El catálogo de riesgos y beneficios es tan amplio como el de aplicaciones IA disponibles. Sirva de ejemplo el caso del estudiante de la Universidad de Duke Sarthak Dhawan que, a través de una 'start-up' creada en su segundo año de carrera, lanzó la herramienta TurboLearn.ai con la que promete la creación de resúmenes, apuntes, juegos de gamificación, y cuestionarios tipo test de una asignatura a partir de los audios del docente. Llegados a este punto, el rol del profesor universitario, en su faceta como formador, se puede tambalear animada por la no obligatoriedad de los estudiantes de acudir a las aulas. Quizá no haya ni un solo punto de descanso en este trayecto para que podamos parar, evaluar y decidir de manera consensuada en el contexto de la formación académica. Como citaba un muy buen amigo, no nos queda más remedio que diseñar el avión mientras estamos volando.

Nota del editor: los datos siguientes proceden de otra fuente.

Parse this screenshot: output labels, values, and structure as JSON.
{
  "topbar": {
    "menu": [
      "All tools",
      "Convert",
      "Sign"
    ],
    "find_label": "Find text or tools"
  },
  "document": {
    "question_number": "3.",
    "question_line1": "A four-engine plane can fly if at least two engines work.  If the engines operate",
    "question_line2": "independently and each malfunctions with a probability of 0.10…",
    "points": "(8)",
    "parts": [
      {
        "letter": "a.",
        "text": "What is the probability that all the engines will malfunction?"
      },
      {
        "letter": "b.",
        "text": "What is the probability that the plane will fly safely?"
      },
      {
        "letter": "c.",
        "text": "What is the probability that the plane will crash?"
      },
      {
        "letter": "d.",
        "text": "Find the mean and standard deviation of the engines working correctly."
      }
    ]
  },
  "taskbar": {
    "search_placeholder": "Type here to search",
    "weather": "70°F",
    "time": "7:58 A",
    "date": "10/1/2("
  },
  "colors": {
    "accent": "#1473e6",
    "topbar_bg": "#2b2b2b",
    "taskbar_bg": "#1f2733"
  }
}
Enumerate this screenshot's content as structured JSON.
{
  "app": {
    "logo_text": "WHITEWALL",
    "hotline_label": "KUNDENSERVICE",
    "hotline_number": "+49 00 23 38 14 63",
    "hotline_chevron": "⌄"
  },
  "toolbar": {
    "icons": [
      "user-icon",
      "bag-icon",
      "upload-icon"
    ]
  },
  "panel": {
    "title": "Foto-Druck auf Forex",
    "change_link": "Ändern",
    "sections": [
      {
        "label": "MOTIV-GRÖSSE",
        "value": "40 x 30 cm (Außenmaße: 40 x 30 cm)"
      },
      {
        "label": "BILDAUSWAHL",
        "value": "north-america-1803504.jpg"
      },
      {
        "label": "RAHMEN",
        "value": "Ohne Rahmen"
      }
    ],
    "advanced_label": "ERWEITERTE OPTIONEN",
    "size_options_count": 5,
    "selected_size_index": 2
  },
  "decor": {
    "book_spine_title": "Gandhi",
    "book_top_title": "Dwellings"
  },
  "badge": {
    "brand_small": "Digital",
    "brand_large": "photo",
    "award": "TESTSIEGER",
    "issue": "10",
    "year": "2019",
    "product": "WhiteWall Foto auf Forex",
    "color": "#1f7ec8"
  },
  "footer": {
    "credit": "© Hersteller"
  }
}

Pero aun cuando pudiésemos solventar de una forma ética y exitosa la integración de la IA en el proceso de enseñanza-aprendizaje en nuestras universidades, es necesario incidir sobre su repercusión en las fases iniciales de la educación de nuestros estudiantes. Hemos sido testigos de la urgencia con la que se incorporaron hace unos años a las aulas de primaria las 'tablets' para, unos años después, retroceder en su uso con base en no pocos informes y evidencias sobre su impacto cognitivo en el medio y largo plazo. La convivencia educativa con la IA debe articularse a sabiendas del riesgo que supone modificar la motivación y los hábitos de estudio en las etapas de ESO y Bachillerato, y para eso no vale una simple monitorización de los resultados académicos. Hay que considerar que vamos a tener un nuevo paradigma en la actitud de los estudiantes hacia el aprendizaje tradicional, y que se irá amplificando a medida que se acerquen a la universidad. Aunque es difícil acertar con precisión al hacer paralelismos, ya se cuestionó la idoneidad del aprendizaje de las tablas de multiplicar habida cuenta de la introducción de las calculadoras en las aulas occidentales a principios de los 70, el trabajo exclusivamente memorístico o, más recientemente, el aprendizaje exhaustivo de algunos lenguajes de programación. La actitud hacia el estudio va a cambiar para siempre con la IA, y la universidad tiene la obligación de incorporar este actor cuanto antes, conciliando sus metodologías con los procesos de enseñanza que se articulen en las etapas previas.